8. A process for the production of Biodiesel according to claim 1, characterized in that the water content of niobic acid is within 5 to 25% in weight.

9. A process for the production of Biodiesel according to claim 1, characterized in that the niobic acid is calcined at a temperature of 100 to 300° C.

10. A process for the production of Biodiesel according to claim 9, characterized in that the niobic acid calcination is for a period of 1 to 3 hours.
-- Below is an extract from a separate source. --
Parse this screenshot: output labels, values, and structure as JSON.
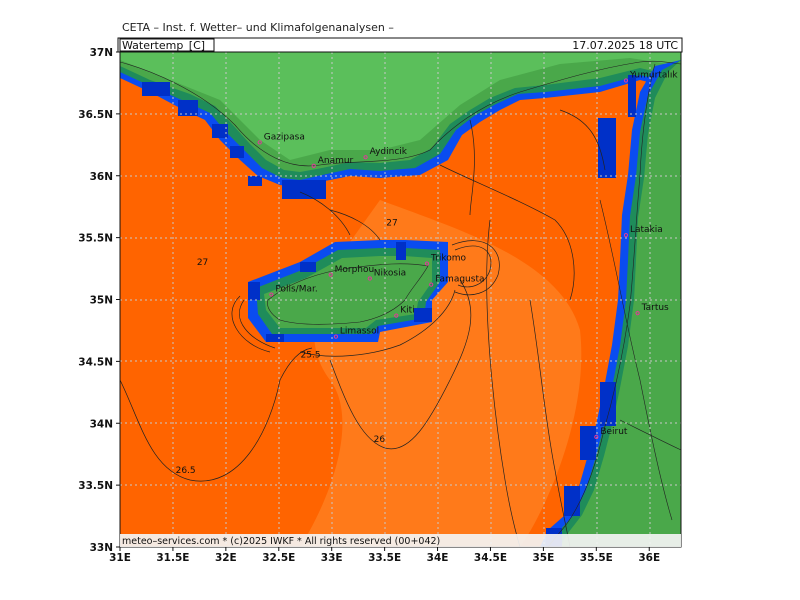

11. A process for the production of Biodiesel according to claim 1, characterized in that the BET surface area of niobic acid is between 10 to 300 m2/g.

12. A process for the production of Biodiesel according to claim 11, characterized in that the preferred BET surface area is within 80 to 200 m2/g.

13. A process for the production of Biodiesel according to claim 1, characterized in that the niobic acid is used in powder, tablet or pellet and extrudates.

14. A process for the production of Biodiesel according to claim 13, characterized in that that the mechanical resistance of tablet/pellet and extrudates of niobic acid is within 10 to 40 N·mm−1.

15. A process for the production of Biodiesel according to claim 1, characterized in that the amount of niobic acid used in the reaction ranges from 1 to 2% in weight of the mixture of free fatty acids.

16. A process for the production of Biodiesel according to claim 1, characterized in that the reaction temperature is between 80 to 200° C.

17. A process for the production of Biodiesel according to claim 16, characterized in that that the preferred reaction temperature is between 120 to 170° C.

18. A process for the production of Biodiesel according to claim 1, characterized in that the pressure of reaction is endogenous and depends on the temperature and alcohol used.

19. A process for the production of Biodiesel according to claim 1, characterized in that the reaction configuration uses batch reactors.

20. A process for the production of Biodiesel according to claim 1, characterized in that the reaction configuration uses continuous reactors of fixed bed and perfect mixture.

21. A process for the production of Biodiesel according to claim 19, characterized in that the time of residence in the batch reactors ranges between 60 to 300 minutes of reaction.

22. A process for the production of Biodiesel according to claim 20, characterized in that the spatial time in the continuous reactions in relation to the fatty acids flow rate and volume of solid catalyst is between 15 and 160 minutes.

23. A process for the production of Biodiesel according to claim 22, characterized in that the preferred spatial time in continuous reactors in relation to fatty acids flow rate and the volume of solid catalyst is between 30 to 120 minutes.

24. A process for the production of Biodiesel according to claim 1, characterized in that the obtained Biodiesel is a mixture of fatty acids methyl esters.

25. A process for the production of Biodiesel according to claim 1, characterized in that the obtained Biodiesel is a mixture of fatty acids ethyl esters.